Jetzt, nach 28 Monaten, wird das Meisterstück des Architekten Richard Seifert saniert. Der gesamte Innenbereich wird modernisiert. Insbesondere die Haustechnik, Heizung, Ventilation und die Lifte werden auf den neusten Stand der Technik gebracht. Die Geschosse erhalten einen neuen Doppelboden für die Elektro- und EDV-Verkabelung. Die bisher schlechte Ausnutzung der Büro-Grundfläche von 29.000 m2 wird um 9% (2.500 m2)verbessert. Dies wird im wesentlichen durch den Wegfall der Betonbrüstungen erreicht. Die neuen Heizkörper werden direkt an der Fassade angebracht.
Die Fassadenhülle wird nach der Fertigstellung etwas anders aussehen als bei der ersten Eröffnung im Jahre 1981. Durch den neuen Doppelboden ist in jedem Geschoss der horizontale untere Rahmen um 150 mm höher gesetzt worden. Die Paneele im Deckenstirnbereich erhöhen sich um dieses Mass. Ausserdem erhält der Eingangsbereich eine filigrane Stahlkonstruktion mit Silikon-Verglasung.

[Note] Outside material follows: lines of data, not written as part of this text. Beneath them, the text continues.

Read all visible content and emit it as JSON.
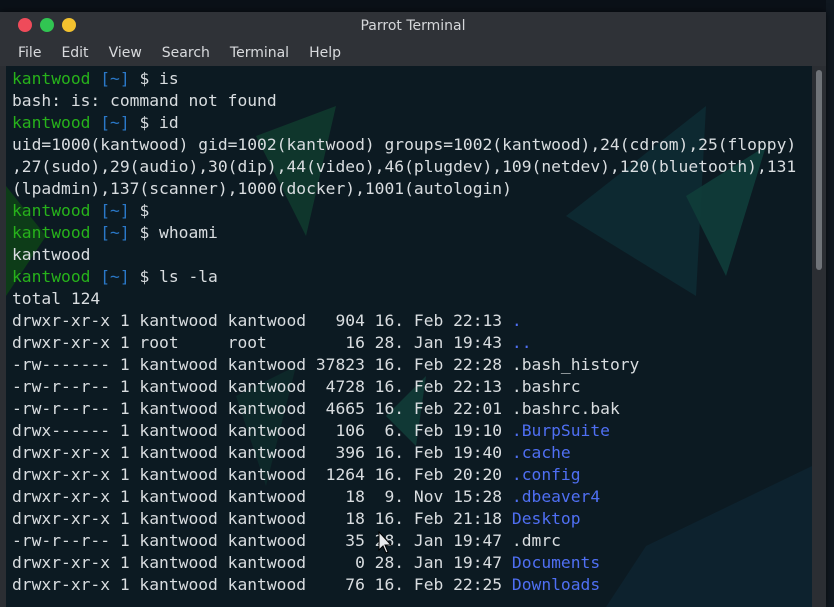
{
  "window": {
    "title": "Parrot Terminal"
  },
  "menu": [
    "File",
    "Edit",
    "View",
    "Search",
    "Terminal",
    "Help"
  ],
  "colors": {
    "prompt_user": "#27b21b",
    "prompt_bracket": "#2a78c8",
    "directory_entry": "#4f6ff3",
    "text": "#d9dde0"
  },
  "prompt": {
    "user": "kantwood",
    "dir": "~",
    "symbol": "$"
  },
  "session": [
    {
      "type": "prompt",
      "cmd": "is"
    },
    {
      "type": "out",
      "text": "bash: is: command not found"
    },
    {
      "type": "prompt",
      "cmd": "id"
    },
    {
      "type": "out",
      "text": "uid=1000(kantwood) gid=1002(kantwood) groups=1002(kantwood),24(cdrom),25(floppy)"
    },
    {
      "type": "out",
      "text": ",27(sudo),29(audio),30(dip),44(video),46(plugdev),109(netdev),120(bluetooth),131"
    },
    {
      "type": "out",
      "text": "(lpadmin),137(scanner),1000(docker),1001(autologin)"
    },
    {
      "type": "prompt",
      "cmd": ""
    },
    {
      "type": "prompt",
      "cmd": "whoami"
    },
    {
      "type": "out",
      "text": "kantwood"
    },
    {
      "type": "prompt",
      "cmd": "ls -la"
    },
    {
      "type": "out",
      "text": "total 124"
    },
    {
      "type": "ls",
      "meta": "drwxr-xr-x 1 kantwood kantwood   904 16. Feb 22:13 ",
      "name": ".",
      "is_dir": true
    },
    {
      "type": "ls",
      "meta": "drwxr-xr-x 1 root     root        16 28. Jan 19:43 ",
      "name": "..",
      "is_dir": true
    },
    {
      "type": "ls",
      "meta": "-rw------- 1 kantwood kantwood 37823 16. Feb 22:28 ",
      "name": ".bash_history",
      "is_dir": false
    },
    {
      "type": "ls",
      "meta": "-rw-r--r-- 1 kantwood kantwood  4728 16. Feb 22:13 ",
      "name": ".bashrc",
      "is_dir": false
    },
    {
      "type": "ls",
      "meta": "-rw-r--r-- 1 kantwood kantwood  4665 16. Feb 22:01 ",
      "name": ".bashrc.bak",
      "is_dir": false
    },
    {
      "type": "ls",
      "meta": "drwx------ 1 kantwood kantwood   106  6. Feb 19:10 ",
      "name": ".BurpSuite",
      "is_dir": true
    },
    {
      "type": "ls",
      "meta": "drwxr-xr-x 1 kantwood kantwood   396 16. Feb 19:40 ",
      "name": ".cache",
      "is_dir": true
    },
    {
      "type": "ls",
      "meta": "drwxr-xr-x 1 kantwood kantwood  1264 16. Feb 20:20 ",
      "name": ".config",
      "is_dir": true
    },
    {
      "type": "ls",
      "meta": "drwxr-xr-x 1 kantwood kantwood    18  9. Nov 15:28 ",
      "name": ".dbeaver4",
      "is_dir": true
    },
    {
      "type": "ls",
      "meta": "drwxr-xr-x 1 kantwood kantwood    18 16. Feb 21:18 ",
      "name": "Desktop",
      "is_dir": true
    },
    {
      "type": "ls",
      "meta": "-rw-r--r-- 1 kantwood kantwood    35 28. Jan 19:47 ",
      "name": ".dmrc",
      "is_dir": false
    },
    {
      "type": "ls",
      "meta": "drwxr-xr-x 1 kantwood kantwood     0 28. Jan 19:47 ",
      "name": "Documents",
      "is_dir": true
    },
    {
      "type": "ls",
      "meta": "drwxr-xr-x 1 kantwood kantwood    76 16. Feb 22:25 ",
      "name": "Downloads",
      "is_dir": true
    }
  ]
}
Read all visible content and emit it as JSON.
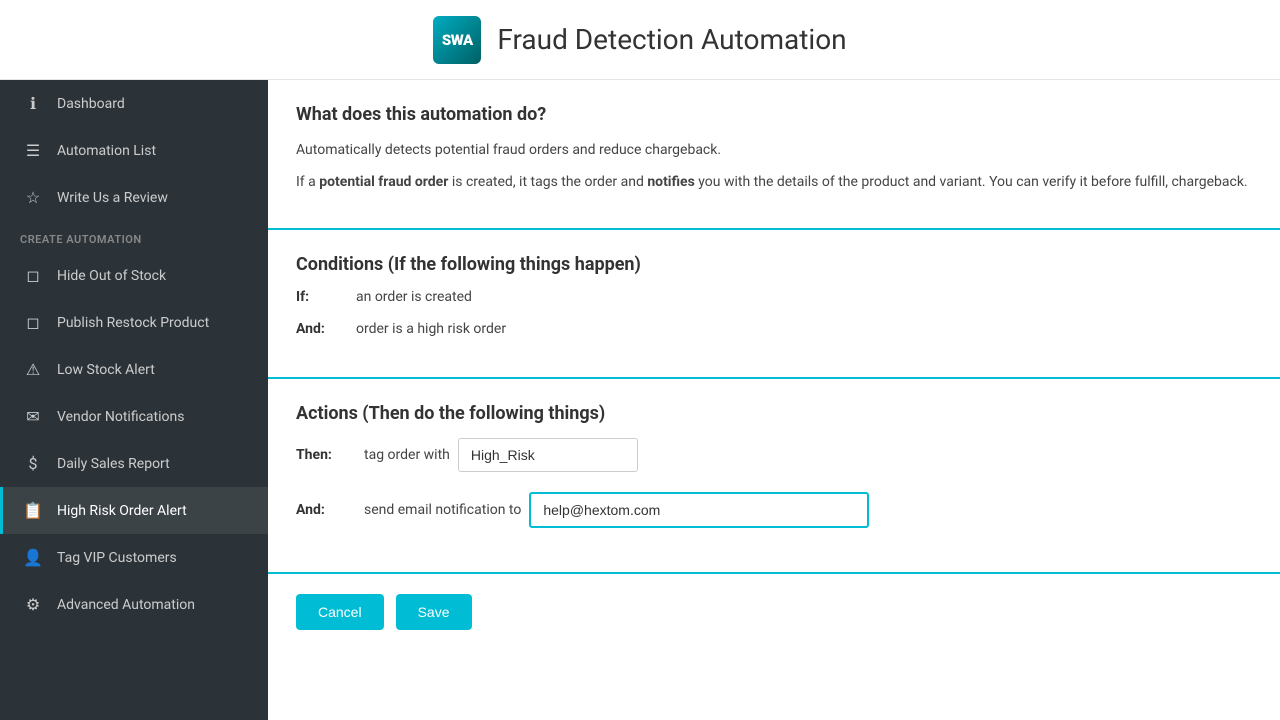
{
  "header": {
    "logo_text": "SWA",
    "title": "Fraud Detection Automation"
  },
  "sidebar": {
    "items": [
      {
        "id": "dashboard",
        "icon": "ℹ",
        "label": "Dashboard",
        "active": false
      },
      {
        "id": "automation-list",
        "icon": "☰",
        "label": "Automation List",
        "active": false
      },
      {
        "id": "write-review",
        "icon": "☆",
        "label": "Write Us a Review",
        "active": false
      }
    ],
    "section_label": "CREATE AUTOMATION",
    "automation_items": [
      {
        "id": "hide-out-of-stock",
        "icon": "📦",
        "label": "Hide Out of Stock",
        "active": false
      },
      {
        "id": "publish-restock",
        "icon": "📦",
        "label": "Publish Restock Product",
        "active": false
      },
      {
        "id": "low-stock-alert",
        "icon": "⚠",
        "label": "Low Stock Alert",
        "active": false
      },
      {
        "id": "vendor-notifications",
        "icon": "✉",
        "label": "Vendor Notifications",
        "active": false
      },
      {
        "id": "daily-sales-report",
        "icon": "$",
        "label": "Daily Sales Report",
        "active": false
      },
      {
        "id": "high-risk-order",
        "icon": "📋",
        "label": "High Risk Order Alert",
        "active": true
      },
      {
        "id": "tag-vip",
        "icon": "👤",
        "label": "Tag VIP Customers",
        "active": false
      },
      {
        "id": "advanced-automation",
        "icon": "⚙",
        "label": "Advanced Automation",
        "active": false
      }
    ]
  },
  "content": {
    "what_section": {
      "title": "What does this automation do?",
      "text1": "Automatically detects potential fraud orders and reduce chargeback.",
      "text2_prefix": "If a ",
      "text2_bold1": "potential fraud order",
      "text2_middle": " is created, it tags the order and ",
      "text2_bold2": "notifies",
      "text2_suffix": " you with the details of the product and variant. You can verify it before fulfill, chargeback."
    },
    "conditions_section": {
      "title": "Conditions (If the following things happen)",
      "if_label": "If:",
      "if_value": "an order is created",
      "and_label": "And:",
      "and_value": "order is a high risk order"
    },
    "actions_section": {
      "title": "Actions (Then do the following things)",
      "then_label": "Then:",
      "then_text": "tag order with",
      "tag_value": "High_Risk",
      "and_label": "And:",
      "and_text": "send email notification to",
      "email_value": "help@hextom.com"
    },
    "buttons": {
      "cancel": "Cancel",
      "save": "Save"
    }
  }
}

Die vertikale Betonung des Gebäudes wird durch Chromstahl-Lisenen erreicht. Bei der Überprüfung der bestehenden Bausubstanz wurde testgestellt, dass diese Elemente irreparabel sind und ersetzt werden müssen. Durch Geometer wurde das gesamte Gebäude überprüft; zerstörungsfreie Prüfungen ergaben, dass alle Betonfertigteile nach oben geschoben wurden. Die Unterkonstruktionen sind sichtbar geworden. Gleichzeitig wurde festgestellt, dass der 183 m hohe Turm 21 mm aus dem Lot steht. Dieser an sich geringe Wert war nicht durch die Bombe verursacht worden. Somit stand einer weiteren Nutzung des Gebäudes nichts im Wege.
Die Stadtplaner und die Besitzerin des Gebäudes, die National Westminster Bank, waren sich einig, die neue Fassade in ihrem alten Erscheinungsbild wieder erstehen zu lassen. Alle Details wurden gemeinsam besprochen und von den Stadtplanern genehmigt.
Nach der Struktur- wurde eine Wertanalyse durchgeführt, um die Sanierung finanziell und logistisch in einer sinnvollen Weise abzuwickeln. Das grösste Problem war die Bewegung der Handwerker auf der Baustelle und die Masse der benötigten Materialien. In Spitzenzeiten würden bis zu 500 Arbeitskräfte erforderlich sein.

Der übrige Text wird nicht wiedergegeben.